Emerson thought of her schedule, complete with the tumbleweeds blowing through its wide-open spaces, and bit back the urge to laugh with both excitement and irony. “I’m sure I can fit someone in. What’s the injury?”
“Rotator cuff. X-rays and MRI are complete, and Dr. Norris, the orthopedist in Camden Valley, ordered PT. But the patient is local, so I figured if you could take him, it’d be a win-win.”
“Of course.” An odd sensation plucked up Emerson’s spine at the long-buried memory of a blue-eyed high school boy with his arm in a sling and a smile that could melt her like butter in a cast-iron skillet. “Um, my schedule is pretty flexible. What time did he want to come in?”
“Actually, he’s a little anxious to get started, so he came directly here from the ortho’s office…”
Doc Sanders turned toward the hallway leading to her waiting room, where a figure had appeared in the doorframe. Emerson blinked, trying to get her brain to reconcile the free-flowing confusion between the boy in her memory and the man standing in front of her. The gray-blue eyes were the same, although a tiny bit more weathered around the edges, and weirdly, the sling was also a match. But the person staring back at her was a man, with rough edges and sex appeal for days, full of hard angles and harder muscles under his jeans and T-shirt…
Hunter Cross.
Emerson stood with her feet anchored to the linoleum, unable to move or speak or even breathe. For the smallest scrap of a second, she tumbled back in time, her heart pounding so hard beneath her crisp white button-down that surely the traitorous thing would jump right out of her chest.
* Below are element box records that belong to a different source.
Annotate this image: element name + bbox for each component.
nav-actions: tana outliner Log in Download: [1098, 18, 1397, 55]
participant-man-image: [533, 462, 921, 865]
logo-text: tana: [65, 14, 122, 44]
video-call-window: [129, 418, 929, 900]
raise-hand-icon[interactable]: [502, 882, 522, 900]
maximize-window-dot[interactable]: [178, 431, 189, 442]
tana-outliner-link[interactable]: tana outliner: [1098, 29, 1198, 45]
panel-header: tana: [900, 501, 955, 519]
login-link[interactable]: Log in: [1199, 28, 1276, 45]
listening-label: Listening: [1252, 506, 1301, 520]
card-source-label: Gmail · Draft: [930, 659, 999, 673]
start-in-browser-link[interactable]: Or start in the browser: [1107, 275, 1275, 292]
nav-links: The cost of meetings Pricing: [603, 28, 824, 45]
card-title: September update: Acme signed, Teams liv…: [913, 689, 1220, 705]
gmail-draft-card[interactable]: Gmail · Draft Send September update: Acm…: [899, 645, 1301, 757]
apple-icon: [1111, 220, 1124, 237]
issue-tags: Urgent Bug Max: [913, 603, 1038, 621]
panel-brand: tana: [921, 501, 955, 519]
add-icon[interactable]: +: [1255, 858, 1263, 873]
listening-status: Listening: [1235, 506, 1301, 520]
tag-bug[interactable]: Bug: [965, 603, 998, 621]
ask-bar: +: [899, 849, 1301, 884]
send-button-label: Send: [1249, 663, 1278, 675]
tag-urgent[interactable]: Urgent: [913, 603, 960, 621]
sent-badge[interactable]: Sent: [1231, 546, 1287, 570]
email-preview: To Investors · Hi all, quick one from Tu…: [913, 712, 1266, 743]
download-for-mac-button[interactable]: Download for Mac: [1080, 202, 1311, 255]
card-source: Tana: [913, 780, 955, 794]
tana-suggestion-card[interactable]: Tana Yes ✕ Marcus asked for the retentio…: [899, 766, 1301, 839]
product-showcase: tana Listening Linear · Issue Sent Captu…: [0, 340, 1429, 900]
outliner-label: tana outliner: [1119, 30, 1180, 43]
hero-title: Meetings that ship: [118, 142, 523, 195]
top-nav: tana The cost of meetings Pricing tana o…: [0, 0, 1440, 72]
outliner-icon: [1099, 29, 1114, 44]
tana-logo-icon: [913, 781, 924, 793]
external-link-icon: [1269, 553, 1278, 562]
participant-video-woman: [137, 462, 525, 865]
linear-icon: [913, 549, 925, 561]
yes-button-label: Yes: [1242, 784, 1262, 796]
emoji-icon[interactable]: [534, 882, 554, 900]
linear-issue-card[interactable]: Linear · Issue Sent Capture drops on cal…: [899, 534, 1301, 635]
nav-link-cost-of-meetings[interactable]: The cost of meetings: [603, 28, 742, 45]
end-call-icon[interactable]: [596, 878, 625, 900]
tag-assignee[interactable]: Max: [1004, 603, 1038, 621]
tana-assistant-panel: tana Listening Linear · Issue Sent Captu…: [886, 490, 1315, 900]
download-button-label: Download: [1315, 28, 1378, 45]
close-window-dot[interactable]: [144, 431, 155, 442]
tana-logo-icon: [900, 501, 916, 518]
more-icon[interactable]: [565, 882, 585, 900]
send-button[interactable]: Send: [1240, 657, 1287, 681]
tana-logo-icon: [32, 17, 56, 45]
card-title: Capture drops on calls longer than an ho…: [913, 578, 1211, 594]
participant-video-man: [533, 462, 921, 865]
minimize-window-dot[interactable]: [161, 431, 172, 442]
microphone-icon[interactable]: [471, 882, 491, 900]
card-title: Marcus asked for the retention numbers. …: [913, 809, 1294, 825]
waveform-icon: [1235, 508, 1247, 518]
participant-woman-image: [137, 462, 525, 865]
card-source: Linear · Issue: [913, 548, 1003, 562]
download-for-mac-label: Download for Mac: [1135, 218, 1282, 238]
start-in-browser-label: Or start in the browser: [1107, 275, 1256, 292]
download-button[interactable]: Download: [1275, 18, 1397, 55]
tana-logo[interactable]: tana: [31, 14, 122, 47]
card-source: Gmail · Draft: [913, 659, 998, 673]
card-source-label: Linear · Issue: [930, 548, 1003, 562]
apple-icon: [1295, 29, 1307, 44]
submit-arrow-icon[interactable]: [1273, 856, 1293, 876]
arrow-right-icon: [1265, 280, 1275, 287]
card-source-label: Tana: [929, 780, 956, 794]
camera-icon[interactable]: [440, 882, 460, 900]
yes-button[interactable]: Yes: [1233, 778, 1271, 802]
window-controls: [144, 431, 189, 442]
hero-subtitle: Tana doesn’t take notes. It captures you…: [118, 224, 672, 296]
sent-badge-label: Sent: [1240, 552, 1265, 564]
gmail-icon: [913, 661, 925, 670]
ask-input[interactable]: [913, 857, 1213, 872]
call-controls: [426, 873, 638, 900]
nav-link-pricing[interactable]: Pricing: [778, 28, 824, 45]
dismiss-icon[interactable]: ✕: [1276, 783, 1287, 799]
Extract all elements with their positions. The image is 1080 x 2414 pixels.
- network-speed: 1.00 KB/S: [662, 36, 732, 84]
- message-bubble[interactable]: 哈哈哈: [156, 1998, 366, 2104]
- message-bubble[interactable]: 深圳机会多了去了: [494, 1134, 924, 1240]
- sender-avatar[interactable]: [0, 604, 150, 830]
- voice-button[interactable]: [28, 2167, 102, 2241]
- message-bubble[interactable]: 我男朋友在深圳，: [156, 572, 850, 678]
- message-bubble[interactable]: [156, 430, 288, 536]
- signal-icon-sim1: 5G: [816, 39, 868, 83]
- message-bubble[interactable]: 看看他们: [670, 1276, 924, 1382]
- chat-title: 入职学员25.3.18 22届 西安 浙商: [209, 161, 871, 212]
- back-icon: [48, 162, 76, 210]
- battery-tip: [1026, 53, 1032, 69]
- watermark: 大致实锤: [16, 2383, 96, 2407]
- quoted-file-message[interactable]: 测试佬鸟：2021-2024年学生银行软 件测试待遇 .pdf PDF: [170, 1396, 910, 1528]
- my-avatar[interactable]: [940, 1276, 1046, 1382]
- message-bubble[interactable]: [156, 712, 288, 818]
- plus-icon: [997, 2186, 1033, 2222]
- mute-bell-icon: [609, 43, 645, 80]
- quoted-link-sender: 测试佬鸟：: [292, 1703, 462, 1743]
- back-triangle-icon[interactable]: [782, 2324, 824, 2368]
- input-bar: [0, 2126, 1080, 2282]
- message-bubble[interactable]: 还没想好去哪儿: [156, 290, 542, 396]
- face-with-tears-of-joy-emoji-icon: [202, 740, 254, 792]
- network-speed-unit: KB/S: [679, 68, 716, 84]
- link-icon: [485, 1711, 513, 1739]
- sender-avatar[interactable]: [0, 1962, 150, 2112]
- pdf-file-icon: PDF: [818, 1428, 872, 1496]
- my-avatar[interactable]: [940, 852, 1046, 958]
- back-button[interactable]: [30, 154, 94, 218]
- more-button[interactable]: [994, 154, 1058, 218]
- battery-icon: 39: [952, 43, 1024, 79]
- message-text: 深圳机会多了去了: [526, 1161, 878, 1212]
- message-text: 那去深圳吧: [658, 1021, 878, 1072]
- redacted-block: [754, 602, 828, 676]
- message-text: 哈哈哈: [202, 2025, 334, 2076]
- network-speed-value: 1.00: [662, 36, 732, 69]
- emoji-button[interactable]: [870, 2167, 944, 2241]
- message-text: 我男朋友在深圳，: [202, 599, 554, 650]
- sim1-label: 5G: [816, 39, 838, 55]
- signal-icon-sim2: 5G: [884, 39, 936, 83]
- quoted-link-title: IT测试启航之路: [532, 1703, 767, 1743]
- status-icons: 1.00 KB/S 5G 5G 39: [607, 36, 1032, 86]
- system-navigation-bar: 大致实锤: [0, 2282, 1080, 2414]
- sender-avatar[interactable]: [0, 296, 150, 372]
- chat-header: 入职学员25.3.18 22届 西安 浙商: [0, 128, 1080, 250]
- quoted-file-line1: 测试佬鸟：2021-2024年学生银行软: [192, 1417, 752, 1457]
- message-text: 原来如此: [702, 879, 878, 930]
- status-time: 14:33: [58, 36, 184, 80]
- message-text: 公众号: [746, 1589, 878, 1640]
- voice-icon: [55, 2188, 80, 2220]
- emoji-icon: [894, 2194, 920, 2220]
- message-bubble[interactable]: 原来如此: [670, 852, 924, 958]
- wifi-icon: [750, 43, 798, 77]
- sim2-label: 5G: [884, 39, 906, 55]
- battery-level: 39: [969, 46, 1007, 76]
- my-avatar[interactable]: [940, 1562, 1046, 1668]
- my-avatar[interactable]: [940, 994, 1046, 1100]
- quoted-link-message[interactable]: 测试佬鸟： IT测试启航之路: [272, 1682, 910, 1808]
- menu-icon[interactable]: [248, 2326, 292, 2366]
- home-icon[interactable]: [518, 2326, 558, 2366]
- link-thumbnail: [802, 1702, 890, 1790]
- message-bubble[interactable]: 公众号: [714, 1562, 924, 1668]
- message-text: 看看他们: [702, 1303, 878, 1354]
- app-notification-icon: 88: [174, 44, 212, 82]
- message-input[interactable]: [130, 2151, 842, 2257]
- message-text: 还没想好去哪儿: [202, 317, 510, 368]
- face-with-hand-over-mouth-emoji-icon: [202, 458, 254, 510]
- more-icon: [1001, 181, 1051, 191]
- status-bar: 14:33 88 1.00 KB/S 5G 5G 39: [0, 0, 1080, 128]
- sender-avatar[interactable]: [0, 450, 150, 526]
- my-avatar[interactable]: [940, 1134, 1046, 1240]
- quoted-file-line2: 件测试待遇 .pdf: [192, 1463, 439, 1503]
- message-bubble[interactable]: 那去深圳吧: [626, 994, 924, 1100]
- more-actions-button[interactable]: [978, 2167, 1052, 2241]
A blanket of stars littering the August sky…the warm weight of Hunter’s varsity jacket wrapped around her shoulders…the warmer fit of his mouth on hers as the breeze carried his whispers, full of hope… “Don’t go to New York. Stay with me, Em. Marry me and stay here in Millhaven where we’ll always have this, just you and me…”
“Emerson? What…what the hell are you doing here?”
The deeper, definitely more rugged-around-the-edges version of his voice tipped the scales of her realization all the way into the present. She needed to say something, she knew, but her mouth had gone so dry that she’d have better luck rocketing to the moon in a paper airplane right now.
“I work here,” Emerson finally managed, the truth of the words—of what they meant—delivering her back to reality with a hard snap. She hadn’t returned to Millhaven for a jaunt down memory lane. Hell, she’d only come back when her process of elimination had dead-ended in total despair. She was here for one thing, and one thing only. To bury herself in as much work as her body would allow. Even if her first client probably hated her guts.